Bain Capital modifies offer to buy 3Com

From Wire Reports The Spokesman-Review
 

Bain Capital Partners on Tuesday disclosed it has offered the U.S. government several concessions to get national security approval for a proposed $2.2 billion buyout of 3Com Corp.

“We have put on the table robust mitigation proposals that offer significant structural and security safeguards to American national security interests,” Bain Capital, a private equity firm, said in a statement to the Associated Press.

According to a source familiar with the matter who was not authorized to speak publicly about the deal, one of the proposals under discussion among the companies and the government is the divestment of Tipping Point, a unit of 3Com that makes network security software.

The proposed acquisition in September of 3Com, a network equipment maker, set off alarm bells in Washington.

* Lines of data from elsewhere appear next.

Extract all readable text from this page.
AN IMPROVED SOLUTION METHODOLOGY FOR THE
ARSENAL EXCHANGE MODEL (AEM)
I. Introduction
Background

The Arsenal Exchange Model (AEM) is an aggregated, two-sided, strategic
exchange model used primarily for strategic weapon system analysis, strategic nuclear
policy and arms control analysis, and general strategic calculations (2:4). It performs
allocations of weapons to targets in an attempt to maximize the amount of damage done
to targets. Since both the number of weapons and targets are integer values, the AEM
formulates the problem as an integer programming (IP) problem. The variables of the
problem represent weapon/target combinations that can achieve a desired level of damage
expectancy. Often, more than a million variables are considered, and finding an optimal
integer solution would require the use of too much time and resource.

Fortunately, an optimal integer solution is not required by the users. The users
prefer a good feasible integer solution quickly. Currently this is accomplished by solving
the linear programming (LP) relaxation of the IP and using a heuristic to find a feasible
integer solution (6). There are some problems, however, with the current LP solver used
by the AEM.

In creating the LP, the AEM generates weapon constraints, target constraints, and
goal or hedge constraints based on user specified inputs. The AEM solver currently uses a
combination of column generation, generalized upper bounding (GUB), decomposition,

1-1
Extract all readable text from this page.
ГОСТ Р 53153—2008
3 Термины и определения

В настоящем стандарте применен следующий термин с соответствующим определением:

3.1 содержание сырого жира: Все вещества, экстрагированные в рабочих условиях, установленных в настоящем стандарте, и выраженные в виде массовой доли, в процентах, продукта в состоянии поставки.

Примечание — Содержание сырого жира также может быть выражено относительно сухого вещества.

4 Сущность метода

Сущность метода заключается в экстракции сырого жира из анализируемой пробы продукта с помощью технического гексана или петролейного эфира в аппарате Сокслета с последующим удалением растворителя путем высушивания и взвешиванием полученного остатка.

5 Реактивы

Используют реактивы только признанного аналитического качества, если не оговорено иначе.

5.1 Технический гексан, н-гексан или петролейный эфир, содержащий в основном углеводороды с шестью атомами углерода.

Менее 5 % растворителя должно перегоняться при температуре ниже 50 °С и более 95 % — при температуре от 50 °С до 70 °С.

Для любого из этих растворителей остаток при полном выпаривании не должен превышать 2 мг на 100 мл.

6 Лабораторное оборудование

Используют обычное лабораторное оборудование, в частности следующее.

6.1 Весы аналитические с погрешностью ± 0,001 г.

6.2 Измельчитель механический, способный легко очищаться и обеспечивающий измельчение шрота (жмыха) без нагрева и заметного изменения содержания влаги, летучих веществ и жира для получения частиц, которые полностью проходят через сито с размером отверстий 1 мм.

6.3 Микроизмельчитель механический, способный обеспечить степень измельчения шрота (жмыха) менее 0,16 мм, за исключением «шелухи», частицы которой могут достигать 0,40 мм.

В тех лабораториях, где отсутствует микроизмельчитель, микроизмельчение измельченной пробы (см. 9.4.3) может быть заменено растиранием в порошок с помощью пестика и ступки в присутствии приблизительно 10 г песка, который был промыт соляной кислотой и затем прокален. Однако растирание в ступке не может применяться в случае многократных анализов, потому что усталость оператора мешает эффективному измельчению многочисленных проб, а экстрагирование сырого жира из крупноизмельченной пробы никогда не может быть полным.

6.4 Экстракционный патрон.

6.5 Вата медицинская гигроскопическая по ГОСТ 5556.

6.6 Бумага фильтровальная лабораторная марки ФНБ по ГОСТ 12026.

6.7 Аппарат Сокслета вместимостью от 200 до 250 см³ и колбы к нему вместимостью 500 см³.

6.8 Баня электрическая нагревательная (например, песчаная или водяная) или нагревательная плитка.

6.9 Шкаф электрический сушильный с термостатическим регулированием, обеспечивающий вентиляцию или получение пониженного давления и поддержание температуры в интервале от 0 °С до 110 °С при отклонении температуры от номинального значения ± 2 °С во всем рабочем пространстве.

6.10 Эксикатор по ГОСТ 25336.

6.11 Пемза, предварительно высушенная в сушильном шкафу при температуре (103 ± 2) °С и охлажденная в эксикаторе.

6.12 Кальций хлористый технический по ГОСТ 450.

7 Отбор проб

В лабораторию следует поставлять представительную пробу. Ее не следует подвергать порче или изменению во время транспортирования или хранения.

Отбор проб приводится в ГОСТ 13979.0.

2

Lawmakers and the Bush administration expressed concerns that sensitive military technology could be transferred to China via a 16.5 percent stake held by Huawei, a Shenzen-based telecommunications company with ties to the Chinese government.

Fitness equipment maker Nautilus Inc. said Tuesday that it will close a call center in Canada and move those operations to its Vancouver, Wash., headquarters.

The consolidation of its direct sales call centers serving North America will reduce administration, systems and training costs, according to the company. The move is expected to take place during the second quarter.

The move will cut 40 jobs at the Winnipeg site and add several new positions in Vancouver, the company said.

Shares of Nautilus rose 40 cents, or 9.1 percent, to $4.81 Tuesday.

Levi Strauss & Co. shook off a sales slowdown in the United States late last year to boost its profit for the ninth straight quarter and cap the jeans maker’s best year in more than a decade.

The San Francisco-based company said Tuesday that it earned $267 million during its fiscal fourth quarter, which ended Nov. 25, more than double the $96 million profit for the same time in 2006.

Most of Levi’s fourth-quarter earnings gain stemmed from changes in the company’s tax accounting, driven by its improving performance and revisions made after discussions with the Internal Revenue Service.

Levi would have made more money even without the tax benefits. The company recorded a fourth-quarter operating profit of $190 million, up 12 percent from $170 million in the comparable 2006 period.